Em primeiro lugar, temos que questionar: quem é o banco privado Credit Suisse para falar em credibilidade com o país? O Credit Suisse foi um dos bancos “salvos” com dinheiro público por ocasião da crise financeira iniciada em 2007, cuja principal causa foi a crise bancária decorrente do abuso na utilização de derivativos sem lastro.
Conforme auditoria governamental realizada no Banco Central norte-americano (Fed) pela Agência de Contabilidade Governamental dos Estados Unidos da América do Norte, o Credit Suisse recebeu US$ 262 bilhões de dinheiro público para não quebrar!
Em segundo lugar, todas as medidas que o mercado deseja vão na mesma linha: impedir investimentos públicos para que sobrem mais recursos para a chamada dívida pública, que nunca foi auditada e que está repleta de mecanismos ilegais e ilegítimos, a exemplo da remuneração da sobra de caixa dos bancos, que custou ao Tesouro Nacional R$ 3 trilhões em 10 anos.
Como sempre, o mercado ignora a condição do povo brasileiro, submetido a uma das condições mais desiguais e injustas do mundo! O absurdo está na atitude das autoridades do país, que se ajoelham aos ditames do mercado, aceitando sacrificar mais ainda a população brasileira com o desmonte do Estado e dos serviços públicos previstos nas propostas PEC 32 e 186, como analisamos em artigo recente, disponível no site da Auditoria Cidadã.
Não resta dúvida alguma de que vivemos sob a ditadura do capital em nosso país.
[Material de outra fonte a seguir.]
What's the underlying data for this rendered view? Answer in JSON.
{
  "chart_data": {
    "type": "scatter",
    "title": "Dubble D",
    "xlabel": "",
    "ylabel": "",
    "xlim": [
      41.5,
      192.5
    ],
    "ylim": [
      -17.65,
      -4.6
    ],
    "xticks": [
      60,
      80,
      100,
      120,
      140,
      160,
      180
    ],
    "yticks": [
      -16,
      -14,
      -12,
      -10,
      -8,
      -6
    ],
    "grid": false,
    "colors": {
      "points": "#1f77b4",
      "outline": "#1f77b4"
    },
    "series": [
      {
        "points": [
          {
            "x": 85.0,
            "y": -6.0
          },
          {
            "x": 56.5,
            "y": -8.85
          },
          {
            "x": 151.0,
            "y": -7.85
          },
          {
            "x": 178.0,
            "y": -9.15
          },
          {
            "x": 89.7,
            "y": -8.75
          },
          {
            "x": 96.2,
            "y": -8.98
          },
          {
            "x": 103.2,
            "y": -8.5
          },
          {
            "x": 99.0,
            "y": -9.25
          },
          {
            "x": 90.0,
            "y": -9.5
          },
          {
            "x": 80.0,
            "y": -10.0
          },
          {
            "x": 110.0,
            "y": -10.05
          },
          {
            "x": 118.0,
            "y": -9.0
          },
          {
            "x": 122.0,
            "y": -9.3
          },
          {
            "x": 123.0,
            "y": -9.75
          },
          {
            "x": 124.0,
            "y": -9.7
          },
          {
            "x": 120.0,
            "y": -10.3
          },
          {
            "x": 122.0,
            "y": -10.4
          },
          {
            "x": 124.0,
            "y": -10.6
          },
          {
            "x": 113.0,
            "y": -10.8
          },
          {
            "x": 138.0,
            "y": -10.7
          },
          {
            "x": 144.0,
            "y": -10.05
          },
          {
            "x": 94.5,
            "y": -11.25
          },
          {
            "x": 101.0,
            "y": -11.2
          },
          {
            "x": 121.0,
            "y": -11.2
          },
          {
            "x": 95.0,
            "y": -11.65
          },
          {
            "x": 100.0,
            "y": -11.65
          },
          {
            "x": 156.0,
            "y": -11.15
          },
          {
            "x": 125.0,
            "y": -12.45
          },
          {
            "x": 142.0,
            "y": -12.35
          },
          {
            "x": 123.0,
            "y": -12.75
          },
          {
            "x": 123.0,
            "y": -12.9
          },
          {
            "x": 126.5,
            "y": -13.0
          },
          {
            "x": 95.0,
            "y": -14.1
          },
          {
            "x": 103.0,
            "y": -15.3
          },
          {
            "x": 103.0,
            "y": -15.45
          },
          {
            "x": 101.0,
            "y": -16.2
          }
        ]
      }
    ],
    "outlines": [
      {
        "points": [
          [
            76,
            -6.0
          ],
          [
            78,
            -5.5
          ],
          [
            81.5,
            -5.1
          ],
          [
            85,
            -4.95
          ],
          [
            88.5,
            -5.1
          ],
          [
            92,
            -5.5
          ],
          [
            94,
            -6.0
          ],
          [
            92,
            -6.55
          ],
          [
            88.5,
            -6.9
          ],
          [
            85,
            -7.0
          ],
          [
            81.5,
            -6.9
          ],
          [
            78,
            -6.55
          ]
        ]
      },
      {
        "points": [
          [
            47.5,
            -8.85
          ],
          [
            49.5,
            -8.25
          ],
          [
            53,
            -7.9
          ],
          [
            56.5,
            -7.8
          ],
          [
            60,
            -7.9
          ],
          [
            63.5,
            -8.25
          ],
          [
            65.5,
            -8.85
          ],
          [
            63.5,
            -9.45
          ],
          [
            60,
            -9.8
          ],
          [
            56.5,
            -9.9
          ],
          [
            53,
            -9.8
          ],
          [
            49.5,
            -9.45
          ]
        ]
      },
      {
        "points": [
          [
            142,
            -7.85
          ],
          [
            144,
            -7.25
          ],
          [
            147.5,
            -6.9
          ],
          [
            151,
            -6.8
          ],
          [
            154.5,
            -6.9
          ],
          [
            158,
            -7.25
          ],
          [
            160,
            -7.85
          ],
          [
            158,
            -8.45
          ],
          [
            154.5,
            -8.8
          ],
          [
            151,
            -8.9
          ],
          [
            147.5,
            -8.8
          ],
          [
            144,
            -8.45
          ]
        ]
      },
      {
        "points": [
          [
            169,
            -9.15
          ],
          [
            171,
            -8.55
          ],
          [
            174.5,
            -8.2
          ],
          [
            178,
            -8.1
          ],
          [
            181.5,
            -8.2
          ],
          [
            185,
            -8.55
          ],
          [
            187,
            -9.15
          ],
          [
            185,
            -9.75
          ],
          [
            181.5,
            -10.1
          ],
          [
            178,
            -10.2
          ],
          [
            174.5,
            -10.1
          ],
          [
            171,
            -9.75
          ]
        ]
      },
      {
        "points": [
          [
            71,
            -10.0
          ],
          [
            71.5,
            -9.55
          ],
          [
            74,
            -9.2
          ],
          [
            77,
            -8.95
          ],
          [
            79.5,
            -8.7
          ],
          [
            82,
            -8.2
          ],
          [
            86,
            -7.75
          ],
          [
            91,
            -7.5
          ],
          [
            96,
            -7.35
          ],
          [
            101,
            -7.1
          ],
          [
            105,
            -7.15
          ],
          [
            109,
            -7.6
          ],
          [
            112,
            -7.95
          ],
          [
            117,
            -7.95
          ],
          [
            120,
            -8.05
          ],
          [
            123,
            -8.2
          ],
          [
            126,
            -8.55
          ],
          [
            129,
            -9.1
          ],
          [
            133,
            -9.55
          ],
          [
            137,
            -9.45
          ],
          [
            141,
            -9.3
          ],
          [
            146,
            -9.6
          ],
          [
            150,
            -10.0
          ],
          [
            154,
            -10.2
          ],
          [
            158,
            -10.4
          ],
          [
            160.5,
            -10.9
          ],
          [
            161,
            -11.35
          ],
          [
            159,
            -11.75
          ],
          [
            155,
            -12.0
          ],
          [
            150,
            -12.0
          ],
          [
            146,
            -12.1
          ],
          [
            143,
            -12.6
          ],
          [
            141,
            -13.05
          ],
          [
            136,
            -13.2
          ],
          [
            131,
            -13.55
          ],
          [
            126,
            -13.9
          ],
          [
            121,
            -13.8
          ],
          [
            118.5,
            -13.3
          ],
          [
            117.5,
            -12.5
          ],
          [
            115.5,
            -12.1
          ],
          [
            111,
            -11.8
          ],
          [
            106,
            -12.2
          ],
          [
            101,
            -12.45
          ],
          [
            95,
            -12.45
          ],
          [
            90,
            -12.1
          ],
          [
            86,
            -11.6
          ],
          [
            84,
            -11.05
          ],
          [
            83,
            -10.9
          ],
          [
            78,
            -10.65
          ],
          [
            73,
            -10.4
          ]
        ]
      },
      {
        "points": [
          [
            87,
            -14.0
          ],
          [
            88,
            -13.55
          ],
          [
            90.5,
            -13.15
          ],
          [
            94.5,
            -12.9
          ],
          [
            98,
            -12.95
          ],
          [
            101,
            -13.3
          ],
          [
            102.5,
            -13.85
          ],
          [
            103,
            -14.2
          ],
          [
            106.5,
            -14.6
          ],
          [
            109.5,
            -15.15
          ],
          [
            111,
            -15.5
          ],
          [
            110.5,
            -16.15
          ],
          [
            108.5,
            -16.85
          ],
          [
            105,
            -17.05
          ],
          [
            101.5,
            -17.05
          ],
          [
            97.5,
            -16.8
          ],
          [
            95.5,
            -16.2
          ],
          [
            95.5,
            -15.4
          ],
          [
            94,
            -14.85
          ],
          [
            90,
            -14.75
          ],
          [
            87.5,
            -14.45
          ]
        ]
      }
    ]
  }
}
Por isso “É Hora de Virar o Jogo” e modificar o modelo econômico que atua no país, a começar pela interrupção imediata da remuneração ilegal da sobra de caixa dos bancos, para que os juros de mercado caiam e a poupança da sociedade, de cerca de R$ 1,5 trilhão atualmente, circule na economia, gerando emprego e renda.
Para tanto, o Congresso Nacional precisa rejeitar os infames projetos PL 3.877/2020, PL 9.248/2017, PLP 19/2019 e PLP 112/2019, conforme Interpelação Extrajudicial entregue, via Cartório de Títulos e Documentos, a todos os líderes na Câmara dos Deputados.
No âmbito da campanha “É Hora de Virar o Jogo”, já foi enviada Carta Aberta ao ministro Guedes questionando o que está por trás das insanas privatizações que ocorrem no Brasil.
Outra iniciativa da campanha terá lugar na próxima segunda-feira (1º), na abertura dos trabalhos do Congresso em 2021, quando será entregue Carta Aberta às autoridades dos poderes Legislativo e Executivo, contendo 25 questionamentos sobre a PEC 32, tendo em vista a ausência publicidade de dados essenciais; apresentação de dados distorcidos e argumentos errados, baseados em estudos encomendados ao Banco Mundial. Tudo isso mostra a vergonha que as destrutivas propostas (PEC 32 e 186) significam ao país, destruindo a estrutura do Estado sem justificativa técnica, legal, política ou ética que se sustente!
Esperamos que o Congresso Nacional rejeite completamente a PEC 32, a PEC 186 e o PL 3.877/2020, e diga não à ditadura do capital.
*Maria Lucia Fattorelli é coordenadora Nacional da Auditoria Cidadã da Dívida e membro titular da Comissão Brasileira Justiça e Paz da CNBB.